Un débat difficile devrait donc s'engager.
Le président de la Mission interministérielle de lutte contre la drogue et la toxicomanie (Mildt), Etienne Apaire, dans une interview pour le journal Le Monde, juge que de tels centres sont "discutables sur le plan philosophique" et "ne répondent pas vraiment à la demande d'un point de vue sanitaire".
Pourtant, selon l'Inserm, le constat que 60 % des usagers de drogue sont porteurs de l'hépatite C, que de nouvelles populations échappent aux dispositifs existants et que de nouvelles pratiques à risques surviennent, "impose d'adapter la politique de réduction des risques".
Pour Pierre Chappard, coordonnateur d'un collectif d'associations de réduction des risques, l'ouverture de salles de consommation pour les usagers de drogue, constituerait un progrès sanitaire et social, loin de la caricature qu'en font ses détracteurs. Il s'agirait d'une "porte d'entrée vers le soin" et d'un facteur de lien social, à l'opposé de l'image véhiculée par l'appellation "salles de shoot" employée par des députés UMP, a-t-il ajouté.

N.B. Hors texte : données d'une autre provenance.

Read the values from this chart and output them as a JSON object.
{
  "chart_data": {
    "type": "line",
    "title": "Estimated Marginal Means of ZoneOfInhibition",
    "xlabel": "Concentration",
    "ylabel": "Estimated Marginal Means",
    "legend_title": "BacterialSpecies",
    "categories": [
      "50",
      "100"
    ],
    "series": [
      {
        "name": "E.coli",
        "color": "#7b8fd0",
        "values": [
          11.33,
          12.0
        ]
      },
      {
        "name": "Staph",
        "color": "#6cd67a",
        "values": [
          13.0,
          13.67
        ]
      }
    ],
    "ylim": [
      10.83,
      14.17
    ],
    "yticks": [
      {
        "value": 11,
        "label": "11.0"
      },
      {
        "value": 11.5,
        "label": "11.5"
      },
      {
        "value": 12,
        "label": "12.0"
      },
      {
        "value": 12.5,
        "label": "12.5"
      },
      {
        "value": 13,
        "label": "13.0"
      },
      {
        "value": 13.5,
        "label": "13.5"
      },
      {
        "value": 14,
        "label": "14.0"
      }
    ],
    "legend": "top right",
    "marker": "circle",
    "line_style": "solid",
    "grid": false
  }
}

Patrick Pelloux, président de l'Association des médecins urgentistes de France a déclaré, quant à lui sur RMC, soutenir la ministre de la Santé, après ses propos favorables à l'ouverture de salles d'injection de drogue.
"Elle a raison", a-t-il déclaré. "Il faut briser les tabous (...) OK, ça va faire peur à une certaine morale, c'est une révolution. Mais ça ne veut pas dire que tout le monde va se shooter (...) Encadrer ne veut pas dire que finalement, on accepte. Ca veut dire qu'on limite les risques. Lorsque Roselyne Bachelot dit : 'on va faire ces salles de manière à autoriser et encadrer', cela permet au malade, parce que le toxicomane est un malade (...), de le remettre dans un circuit, (...) et souvent de l'aider à sortir de la drogue", a-t-il expliqué.
M. Pelloux s'est également prononcé en faveur de la légalisation du cannabis.
Les associations de réduction des risques, Asud (usagers de drogues), Act Up, Anitea (association nationale des intervenants en toxicomanie et addictologie), SOS Hépatites, Safe, Salles de consommation à moindres risques, Gaïa, qui réclament des salles de consommation, en appellent au "courage politique". De nombreux pays ont déjà mis en place ce genre de salles, notamment au Luxembourg, en Allemagne, en Suisse, et en Espagne.